House Majority Leader Steny Hoyer (D-MD) said Tuesday that he intends to try to find common ground with House Republicans on the controversial health care reform bill now moving through Congress.

 

“I’ll be reaching out to a number of Republicans,” Hoyer said. The Democratic Leader cited two recent instances where he said there appeared to be agreement on “80 percent” of the issues involved in reforming health care.

 

In an interview two weeks ago on MSNBC, Rep. Charles Boustany (R-LA) indicated bipartisan agreement in a number of areas.

 

“I would venture to say we agree on about 80 percent of the issues,” Boustany said, who the GOP tapped to respond to President Obama’s health care speech before a Joint Session of Congress two weeks ago.

 

Moreover, Rep.
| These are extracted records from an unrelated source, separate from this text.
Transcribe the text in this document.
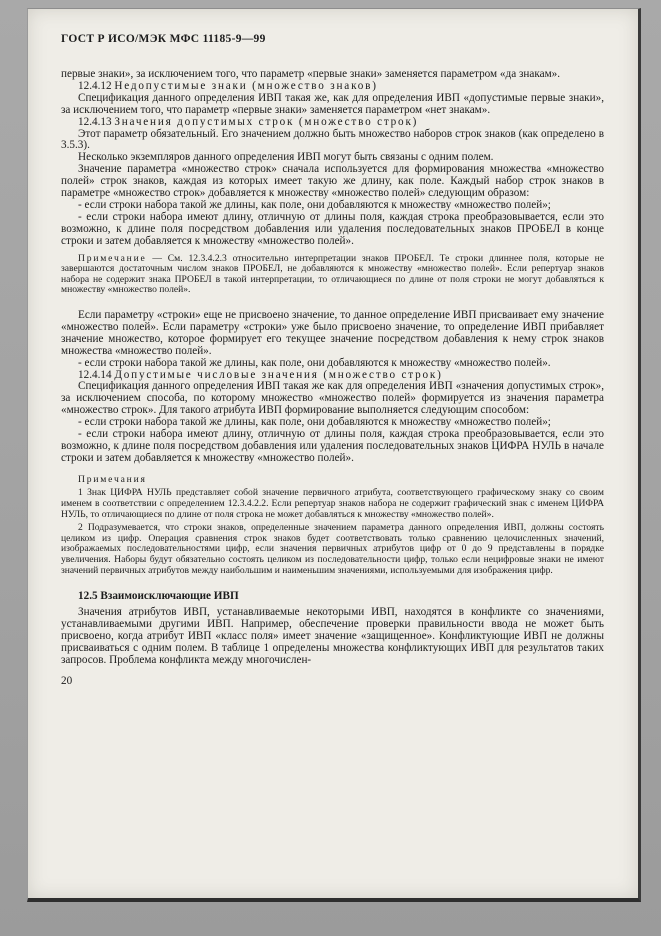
ГОСТ Р ИСО/МЭК МФС 11185-9—99

первые знаки», за исключением того, что параметр «первые знаки» заменяется параметром «да знакам».

12.4.12 Недопустимые знаки (множество знаков)

Спецификация данного определения ИВП такая же, как для определения ИВП «допустимые первые знаки», за исключением того, что параметр «первые знаки» заменяется параметром «нет знакам».

12.4.13 Значения допустимых строк (множество строк)

Этот параметр обязательный. Его значением должно быть множество наборов строк знаков (как определено в 3.5.3).

Несколько экземпляров данного определения ИВП могут быть связаны с одним полем.

Значение параметра «множество строк» сначала используется для формирования множества «множество полей» строк знаков, каждая из которых имеет такую же длину, как поле. Каждый набор строк знаков в параметре «множество строк» добавляется к множеству «множество полей» следующим образом:

- если строки набора такой же длины, как поле, они добавляются к множеству «множество полей»;

- если строки набора имеют длину, отличную от длины поля, каждая строка преобразовывается, если это возможно, к длине поля посредством добавления или удаления последовательных знаков ПРОБЕЛ в конце строки и затем добавляется к множеству «множество полей».

Примечание — См. 12.3.4.2.3 относительно интерпретации знаков ПРОБЕЛ. Те строки длиннее поля, которые не завершаются достаточным числом знаков ПРОБЕЛ, не добавляются к множеству «множество полей». Если репертуар знаков набора не содержит знака ПРОБЕЛ в такой интерпретации, то отличающиеся по длине от поля строки не могут добавляться к множеству «множество полей».

Если параметру «строки» еще не присвоено значение, то данное определение ИВП присваивает ему значение «множество полей». Если параметру «строки» уже было присвоено значение, то определение ИВП прибавляет значение множество, которое формирует его текущее значение посредством добавления к нему строк знаков множества «множество полей».

- если строки набора такой же длины, как поле, они добавляются к множеству «множество полей».

12.4.14 Допустимые числовые значения (множество строк)

Спецификация данного определения ИВП такая же как для определения ИВП «значения допустимых строк», за исключением способа, по которому множество «множество полей» формируется из значения параметра «множество строк». Для такого атрибута ИВП формирование выполняется следующим способом:

- если строки набора такой же длины, как поле, они добавляются к множеству «множество полей»;

- если строки набора имеют длину, отличную от длины поля, каждая строка преобразовывается, если это возможно, к длине поля посредством добавления или удаления последовательных знаков ЦИФРА НУЛЬ в начале строки и затем добавляется к множеству «множество полей».

Примечания

1 Знак ЦИФРА НУЛЬ представляет собой значение первичного атрибута, соответствующего графическому знаку со своим именем в соответствии с определением 12.3.4.2.2. Если репертуар знаков набора не содержит графический знак с именем ЦИФРА НУЛЬ, то отличающиеся по длине от поля строка не может добавляться к множеству «множество полей».

2 Подразумевается, что строки знаков, определенные значением параметра данного определения ИВП, должны состоять целиком из цифр. Операция сравнения строк знаков будет соответствовать только сравнению целочисленных значений, изображаемых последовательностями цифр, если значения первичных атрибутов цифр от 0 до 9 представлены в порядке увеличения. Наборы будут обязательно состоять целиком из последовательности цифр, только если нецифровые знаки не имеют значений первичных атрибутов между наибольшим и наименьшим значениями, используемыми для изображения цифр.

12.5 Взаимоисключающие ИВП

Значения атрибутов ИВП, устанавливаемые некоторыми ИВП, находятся в конфликте со значениями, устанавливаемыми другими ИВП. Например, обеспечение проверки правильности ввода не может быть присвоено, когда атрибут ИВП «класс поля» имеет значение «защищенное». Конфликтующие ИВП не должны присваиваться с одним полем. В таблице 1 определены множества конфликтующих ИВП для результатов таких запросов. Проблема конфликта между многочислен-

20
Bobby Scott (D-VA) suggested Monday in a health care debate with House Minority Whip Eric Cantor (R-VA) that there was agreement on 80 percent of the main issues in the health care debate.

 

“I want to find out what that 80 percent is,” Hoyer said.

 

When pressed as to whether the 20 percent included a “public option” for health insurance, Hoyer underscored the commitment of the House Democratic to approving health care legislation that includes a government-operated insurance plan.

 

“We’re not talking about dropping the public option,” Hoyer said.

 

Republicans say they’ve not yet had any outreach from Hoyer’s office about discussing the “80 percent” areas of agreement.

 

“Rep. Boustany looks forward to working with the Majority Leader to develop a common sense bill to lower health care costs for Americans,” said Boustany spokesman Rick Curtsinger.

 

Brad Dayspring, a spokesman for Cantor, says that “there are lots of things we can agree upon.” Dayspring said Democrats and Republicans are on the same page when it comes to reforming medical malpractice suits, banning the denial of coverage for persons suffering from pre-existing conditions and allowing people to take health insurance with them after they lose a job.

 

However, Dayspring was careful to note that Republicans didn’t agree with 80 percent of the three health care reform bills crafted in the House or the health care legislation now on the table in the Senate.

 

"(Cantor) believes it’s far more productive to focus on areas where Republicans and Democrats may be able to agree, rather than on divisive issues like the public option, in whatever form, as the president and (House) Speaker (Nancy) Pelosi (D-CA)have chosen to do," Dayspring added.